A knot of squibs was the first to explode, darting hither and thither wickedly, like snakes, amid the frills and flounces, amid the screams!

'Keep back! Keep back!' shouted the men; and some had their coats off in a second, while others held the ladies' filmy dresses back, beating the sparks off with their hands, or stamping them out with their feet.

But there was a round black something, with just a tiny glow sizzling slowly into it, which no one noticed as it lay alf hidden under a velvet gown; no one but Jerry----

The next instant he was standing with it in his hands, confused for the moment by the dense circle round him through which he saw no way for a small boy.

'Drop it, drop it!' shouted some one, and Lesley was beside him trying to snatch the detonator from him. But he dodged from her with an appealing cry.

'It's mine. It weally is my shell--it weally is!'

He dodged Nevill Lloyd also, who dashed at him yelling--'Drop it, you young fool'; and he might have gone on dodging others till that tiny glow sizzled in to the powder, if some one else, realising the situation and the few seconds' grace that remained, had not shouted--

'Hold tight, Jerry! Hold tight!'--and so, with that reassuring request had run to the child, caught him in his arms, and forced a way through the crowd to the parapet.

'Now, my lad, heave!' came the order.

And Jerry, who had held tight, heaved, since these were reasonable orders. Heaved not an instant too soon, however, for the round black thing was still so close when it changed to a flash, a flame, a roar, that it left Jack Raymond and the child wholly dazed and half blind, all singed and powder-grimed.

They were still standing so, bewildered, the man's face and the child's close together disguised by their very griminess into quaint likeness, when Grace Arbuthnot came up to them.

'He isn't hurt,' said Jack Raymond, quickly setting down the child, partly to prove his words, partly because he wished to dissociate himself from the situation as far as possible.

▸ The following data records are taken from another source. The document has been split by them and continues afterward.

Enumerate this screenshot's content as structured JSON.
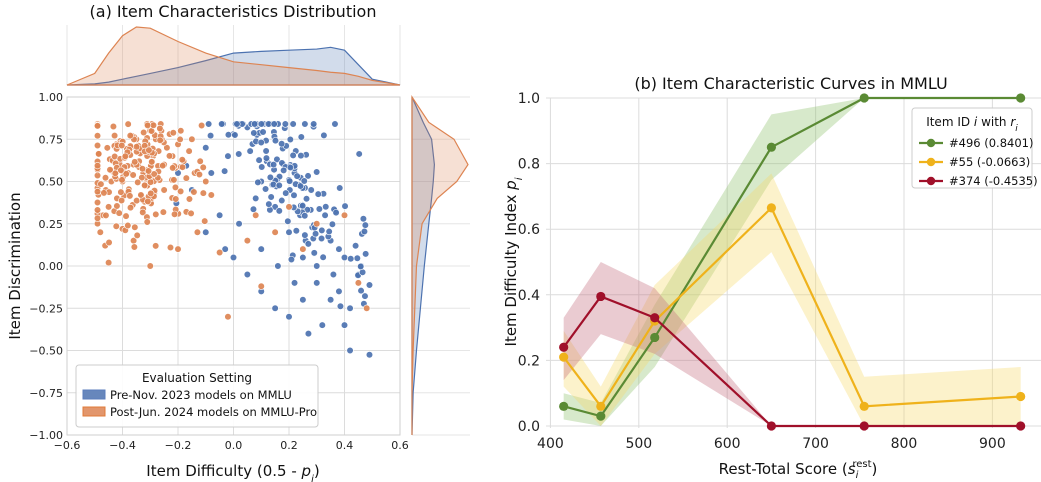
{
  "chart_data": [
    {
      "type": "scatter",
      "title": "(a) Item Characteristics Distribution",
      "xlabel_main": "Item Difficulty (0.5 - ",
      "xlabel_var": "p",
      "xlabel_sub": "i",
      "xlabel_end": ")",
      "ylabel": "Item Discrimination",
      "xlim": [
        -0.6,
        0.6
      ],
      "ylim": [
        -1.0,
        1.0
      ],
      "xticks": [
        "−0.6",
        "−0.4",
        "−0.2",
        "0.0",
        "0.2",
        "0.4",
        "0.6"
      ],
      "yticks": [
        "−1.00",
        "−0.75",
        "−0.50",
        "−0.25",
        "0.00",
        "0.25",
        "0.50",
        "0.75",
        "1.00"
      ],
      "grid": true,
      "legend_title": "Evaluation Setting",
      "legend_position": "lower-left",
      "series": [
        {
          "name": "Pre-Nov. 2023 models on MMLU",
          "color": "#5b7ebd",
          "fill": "#4c72b0",
          "cluster": {
            "x_center": 0.2,
            "x_spread": 0.15,
            "y_center": 0.25,
            "y_spread": 0.3,
            "count": 160
          },
          "points": [
            [
              -0.2,
              0.55
            ],
            [
              -0.1,
              0.7
            ],
            [
              0.0,
              0.78
            ],
            [
              0.05,
              0.82
            ],
            [
              0.1,
              0.5
            ],
            [
              0.15,
              0.35
            ],
            [
              0.2,
              0.2
            ],
            [
              0.25,
              0.05
            ],
            [
              0.3,
              -0.1
            ],
            [
              0.35,
              -0.2
            ],
            [
              0.4,
              -0.35
            ],
            [
              0.42,
              -0.5
            ],
            [
              0.38,
              0.1
            ],
            [
              0.33,
              0.3
            ],
            [
              0.28,
              0.45
            ],
            [
              0.22,
              0.55
            ],
            [
              0.18,
              0.6
            ],
            [
              0.12,
              0.62
            ],
            [
              0.08,
              0.4
            ],
            [
              0.02,
              0.25
            ],
            [
              -0.05,
              0.3
            ],
            [
              -0.1,
              0.2
            ],
            [
              0.0,
              0.05
            ],
            [
              0.05,
              -0.05
            ],
            [
              0.1,
              -0.15
            ],
            [
              0.15,
              -0.25
            ],
            [
              0.2,
              -0.3
            ],
            [
              0.25,
              -0.2
            ],
            [
              0.3,
              0.0
            ],
            [
              0.35,
              0.15
            ],
            [
              0.4,
              0.05
            ],
            [
              0.45,
              -0.05
            ],
            [
              0.44,
              0.12
            ],
            [
              0.38,
              -0.15
            ],
            [
              0.32,
              -0.35
            ],
            [
              0.27,
              -0.4
            ],
            [
              -0.15,
              0.45
            ],
            [
              -0.08,
              0.55
            ],
            [
              -0.02,
              0.65
            ],
            [
              0.06,
              0.68
            ],
            [
              0.14,
              0.48
            ],
            [
              0.24,
              0.3
            ],
            [
              -0.03,
              0.1
            ],
            [
              0.1,
              0.1
            ],
            [
              0.16,
              0.0
            ],
            [
              0.22,
              -0.1
            ],
            [
              0.26,
              0.15
            ],
            [
              0.36,
              -0.05
            ],
            [
              0.42,
              -0.25
            ],
            [
              0.46,
              0.0
            ]
          ]
        },
        {
          "name": "Post-Jun. 2024 models on MMLU-Pro",
          "color": "#e07b39",
          "fill": "#dd8452",
          "cluster": {
            "x_center": -0.35,
            "x_spread": 0.12,
            "y_center": 0.55,
            "y_spread": 0.18,
            "count": 200
          },
          "points": [
            [
              -0.48,
              0.2
            ],
            [
              -0.47,
              0.3
            ],
            [
              -0.46,
              0.45
            ],
            [
              -0.45,
              0.35
            ],
            [
              -0.44,
              0.5
            ],
            [
              -0.43,
              0.55
            ],
            [
              -0.42,
              0.4
            ],
            [
              -0.41,
              0.6
            ],
            [
              -0.4,
              0.5
            ],
            [
              -0.39,
              0.65
            ],
            [
              -0.38,
              0.55
            ],
            [
              -0.37,
              0.7
            ],
            [
              -0.36,
              0.6
            ],
            [
              -0.35,
              0.75
            ],
            [
              -0.34,
              0.62
            ],
            [
              -0.33,
              0.7
            ],
            [
              -0.32,
              0.55
            ],
            [
              -0.31,
              0.72
            ],
            [
              -0.3,
              0.8
            ],
            [
              -0.29,
              0.65
            ],
            [
              -0.28,
              0.75
            ],
            [
              -0.27,
              0.68
            ],
            [
              -0.26,
              0.8
            ],
            [
              -0.25,
              0.6
            ],
            [
              -0.24,
              0.7
            ],
            [
              -0.23,
              0.78
            ],
            [
              -0.22,
              0.65
            ],
            [
              -0.21,
              0.58
            ],
            [
              -0.2,
              0.72
            ],
            [
              -0.19,
              0.8
            ],
            [
              -0.18,
              0.62
            ],
            [
              -0.17,
              0.52
            ],
            [
              -0.16,
              0.68
            ],
            [
              -0.15,
              0.75
            ],
            [
              -0.14,
              0.55
            ],
            [
              -0.12,
              0.62
            ],
            [
              -0.1,
              0.5
            ],
            [
              -0.08,
              0.42
            ],
            [
              -0.45,
              0.02
            ],
            [
              -0.3,
              0.0
            ],
            [
              -0.36,
              0.15
            ],
            [
              -0.2,
              0.1
            ],
            [
              -0.13,
              0.2
            ],
            [
              -0.05,
              0.08
            ],
            [
              0.05,
              0.15
            ],
            [
              0.15,
              0.2
            ],
            [
              0.2,
              0.35
            ],
            [
              0.3,
              0.25
            ],
            [
              0.4,
              0.3
            ],
            [
              0.45,
              -0.1
            ],
            [
              0.48,
              -0.25
            ],
            [
              -0.02,
              -0.3
            ],
            [
              0.1,
              -0.12
            ],
            [
              -0.17,
              0.32
            ],
            [
              -0.25,
              0.45
            ],
            [
              -0.4,
              0.22
            ],
            [
              -0.32,
              0.38
            ],
            [
              0.08,
              0.3
            ],
            [
              0.25,
              0.1
            ]
          ]
        }
      ],
      "top_kde": {
        "x": [
          -0.6,
          -0.5,
          -0.45,
          -0.4,
          -0.35,
          -0.3,
          -0.2,
          -0.1,
          0.0,
          0.1,
          0.2,
          0.3,
          0.35,
          0.4,
          0.45,
          0.5,
          0.6
        ],
        "pre": [
          0,
          0.02,
          0.05,
          0.1,
          0.15,
          0.2,
          0.3,
          0.42,
          0.55,
          0.58,
          0.6,
          0.62,
          0.65,
          0.6,
          0.35,
          0.1,
          0
        ],
        "post": [
          0,
          0.2,
          0.55,
          0.85,
          1.0,
          0.98,
          0.75,
          0.55,
          0.4,
          0.35,
          0.3,
          0.25,
          0.22,
          0.2,
          0.15,
          0.08,
          0
        ]
      },
      "right_kde": {
        "y": [
          -1.0,
          -0.75,
          -0.5,
          -0.25,
          0.0,
          0.25,
          0.4,
          0.5,
          0.6,
          0.75,
          0.85,
          1.0
        ],
        "pre": [
          0,
          0.02,
          0.08,
          0.15,
          0.22,
          0.3,
          0.35,
          0.38,
          0.4,
          0.35,
          0.2,
          0
        ],
        "post": [
          0,
          0.0,
          0.02,
          0.05,
          0.08,
          0.18,
          0.45,
          0.8,
          1.0,
          0.75,
          0.3,
          0
        ]
      }
    },
    {
      "type": "line",
      "title": "(b) Item Characteristic Curves in MMLU",
      "xlabel_main": "Rest-Total Score (",
      "xlabel_var": "s",
      "xlabel_sub": "i",
      "xlabel_sup": "rest",
      "xlabel_end": ")",
      "ylabel_main": "Item Difficulty Index ",
      "ylabel_var": "p",
      "ylabel_sub": "i",
      "xlim": [
        395,
        955
      ],
      "ylim": [
        0.0,
        1.0
      ],
      "xticks": [
        "400",
        "500",
        "600",
        "700",
        "800",
        "900"
      ],
      "yticks": [
        "0.0",
        "0.2",
        "0.4",
        "0.6",
        "0.8",
        "1.0"
      ],
      "grid": true,
      "legend_title_main": "Item ID ",
      "legend_title_var": "i",
      "legend_title_mid": " with ",
      "legend_title_var2": "r",
      "legend_title_sub": "i",
      "legend_position": "upper-right",
      "x": [
        415,
        457,
        518,
        650,
        755,
        932
      ],
      "series": [
        {
          "name": "#496 (0.8401)",
          "color": "#5a8a34",
          "band": "#8cc06a",
          "values": [
            0.06,
            0.03,
            0.27,
            0.85,
            1.0,
            1.0
          ],
          "lower": [
            0.02,
            0.0,
            0.18,
            0.75,
            1.0,
            1.0
          ],
          "upper": [
            0.1,
            0.07,
            0.37,
            0.95,
            1.0,
            1.0
          ]
        },
        {
          "name": "#55 (-0.0663)",
          "color": "#efb21b",
          "band": "#f7d96a",
          "values": [
            0.21,
            0.06,
            0.32,
            0.665,
            0.06,
            0.09
          ],
          "lower": [
            0.12,
            0.0,
            0.22,
            0.53,
            0.0,
            0.0
          ],
          "upper": [
            0.29,
            0.12,
            0.43,
            0.77,
            0.15,
            0.18
          ]
        },
        {
          "name": "#374 (-0.4535)",
          "color": "#a0102a",
          "band": "#c46a7a",
          "values": [
            0.24,
            0.395,
            0.33,
            0.0,
            0.0,
            0.0
          ],
          "lower": [
            0.14,
            0.28,
            0.22,
            0.0,
            0.0,
            0.0
          ],
          "upper": [
            0.33,
            0.5,
            0.42,
            0.0,
            0.0,
            0.0
          ]
        }
      ]
    }
  ]
}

The action, however, brought him closer to her eyes, and something in them, something in the faint perfume of heliotrope about her dress, the perfume he remembered so well, made him feel ashamed of his own thought.

'He is really not hurt,' he continued in a low voice for her ear alone. 'And he behaved--as I should have expected your son to behave.'

He had not meant to say so much, but something of the old confidence seemed to have returned to him with the old memory; and to her also, for she shook her head and said, almost with a smile--

'He is not a bit like me--he is far more like you.' She paused, startled at her own unconsidered words, and looked at him with a sudden shrinking in her face.

'Very,' he replied, catching up the boy again. 'We are both black sheep. Come along, my hero, and scrub some of the likeness off.'

But, as he carried Jerry away on his shoulder to the dressing-room, he told himself that she was right. The boywaslike him. Now that it had been suggested to him, he saw it clearly. Not in face, but in the nameless ways which show a likeness in the inward stuff that has gone, possibly, to make up a very dissimilar outside.

The explanation was simple, of course. It was a case of reversion. He himself had always been counted a typical Raymond, and Jerry, through his mother, had harked back to that distant, almost-forgotten ancestor. Something had made the current set that way once more; that was all.

But what something? Was it possible that the mind had this power as well as the body?

He swung the child to the attendant grimly, and bade him wash thechola sahib'sface, and be sure to take off all the black.

That likeness, at any rate, need not remain. The other left him curiously helpless, curiously ashamed.